After the first glass gets frosty, dump the ice and rinse the glass with Herbsaint. Add ice to second glass and stir 30 times. Strain the contents of the second glass into the Herbsaint-rinsed glass. Garnish with a lemon twist, rubbing the peel around the rim of the glass.

Great cocktail recipes from great hotel bars: Watermelon Basic Cooler, Hyatt Regency Grand Reserve Puerto Rico, Puerto Rico
Hyatt Regency Grand Reserve Puerto Rico
Watermelon Basil Cooler

At Hyatt Regency Grand Reserve Puerto Rico, Rio Grande, Puerto Rico

Hotel's description: "This one, invented by our Héctor Ortiz, is for those hot summer days that call for entertaining your guests with a type of punch that can be served out of a bowl or beverage spout."

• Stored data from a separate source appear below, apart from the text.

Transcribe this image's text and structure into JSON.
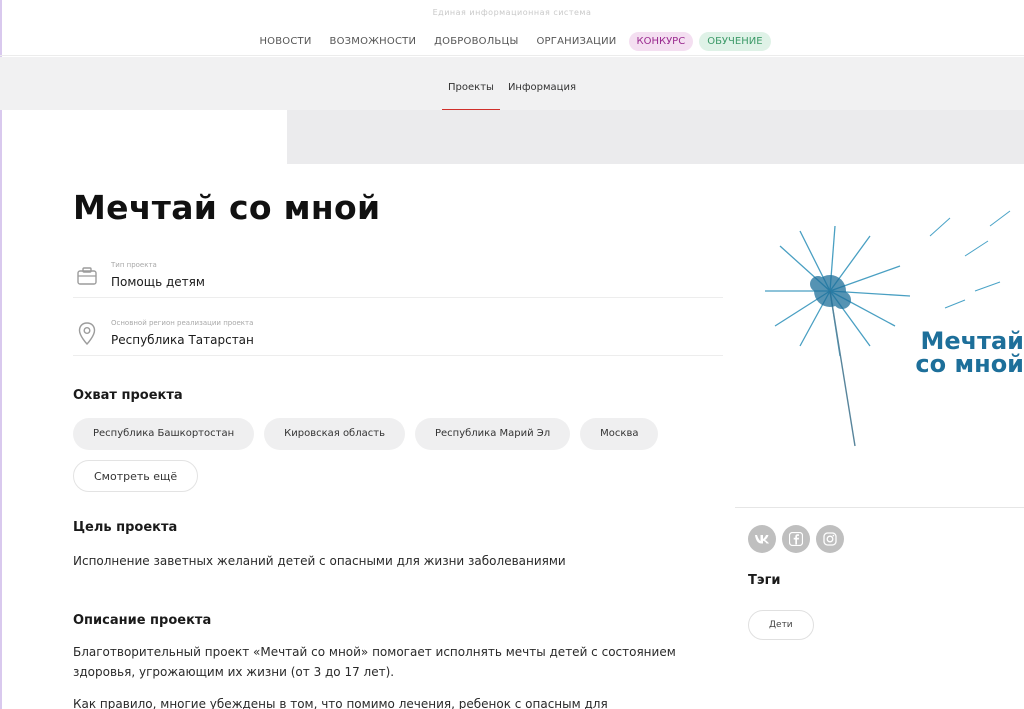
{
  "header": {
    "tagline": "Единая информационная система"
  },
  "nav": {
    "items": [
      "НОВОСТИ",
      "ВОЗМОЖНОСТИ",
      "ДОБРОВОЛЬЦЫ",
      "ОРГАНИЗАЦИИ"
    ],
    "konkurs_label": "КОНКУРС",
    "obuchenie_label": "ОБУЧЕНИЕ"
  },
  "subnav": {
    "projects_label": "Проекты",
    "info_label": "Информация"
  },
  "project": {
    "title": "Мечтай со мной",
    "type_label": "Тип проекта",
    "type_value": "Помощь детям",
    "region_label": "Основной регион реализации проекта",
    "region_value": "Республика Татарстан"
  },
  "coverage": {
    "title": "Охват проекта",
    "regions": [
      "Республика Башкортостан",
      "Кировская область",
      "Республика Марий Эл",
      "Москва"
    ],
    "more_label": "Смотреть ещё"
  },
  "goal": {
    "title": "Цель проекта",
    "text": "Исполнение заветных желаний детей с опасными для жизни заболеваниями"
  },
  "description": {
    "title": "Описание проекта",
    "para1": "Благотворительный проект «Мечтай со мной» помогает исполнять мечты детей с состоянием здоровья, угрожающим их жизни (от 3 до 17 лет).",
    "para2": "Как правило, многие убеждены в том, что помимо лечения, ребенок с опасным для"
  },
  "logo": {
    "line1": "Мечтай",
    "line2": "со мной",
    "color": "#1d6f9a"
  },
  "sidebar": {
    "social": [
      "vk-icon",
      "facebook-icon",
      "instagram-icon"
    ],
    "tags_title": "Тэги",
    "tags": [
      "Дети"
    ]
  }
}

Two 750 mL bottles of Absolut vodka
0.5 gal. watermelon juice
0.25 gal. basil syrup (instructions below)
0.25 gal. fresh lemon juice
1L ginger ale 

Mix and serve.

To make basil syrup:

All syrups have the same base: sugar and water. Reduce them into a syrup by heating together while introducing your chosen flavor into the concoction—in this case, basil. Let cool before mixing into the cocktail.